Il film si apre su una citazione di un detto tibetano che parla del sogno. Cos’è il sogno per Pema Tseden?

Innanzitutto potremmo dire che anche la lavorazione di un film, nella sua strutturazione, è come un sogno. C’è poi ovviamente un secondo livello, che è quello della percezione del pubblico di ciò che sta avvenendo sullo schermo. Jinpa narra anche di sogni, di memorie che sono sogni e di realtà rarefatte e sospese che potrebbero appartenere allo stato del sogno. Per questo ho inserito quella citazione all’inizio. Mi sembrava cogliesse il punto centrale della vicenda.

Tornando al Kekexiliǐ e al suo aspetto quasi lunare. Quale pensa sia il futuro per questo territorio all’apparenza così immutabile?

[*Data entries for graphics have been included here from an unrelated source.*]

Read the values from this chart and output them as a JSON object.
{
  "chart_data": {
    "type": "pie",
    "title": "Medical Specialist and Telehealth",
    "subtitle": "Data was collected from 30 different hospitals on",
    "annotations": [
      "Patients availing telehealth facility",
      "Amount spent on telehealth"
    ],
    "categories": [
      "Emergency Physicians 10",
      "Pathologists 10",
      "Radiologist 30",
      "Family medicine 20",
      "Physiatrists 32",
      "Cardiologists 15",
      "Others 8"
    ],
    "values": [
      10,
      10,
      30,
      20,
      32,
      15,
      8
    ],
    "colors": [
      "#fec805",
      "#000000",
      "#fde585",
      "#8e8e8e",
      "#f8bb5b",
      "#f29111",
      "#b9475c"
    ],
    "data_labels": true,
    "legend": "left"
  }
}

Quell’area, nella sua estrema povertà, ha vissuto tempi duri. C’è stata un’epoca in cui vivere nel Kekexili significava avere poche speranze di sopravvivere realmente. Ora quel tempo però è finito, perché l’area è patrimonio dell’Unesco ed è tutelata con molta attenzione anche dalle leggi. So che ci sono piani che prevedono una cura sempre maggiore del territorio e di chi vi abita all’interno, e sono certo che nel futuro prossimo le cose non potranno che migliorare.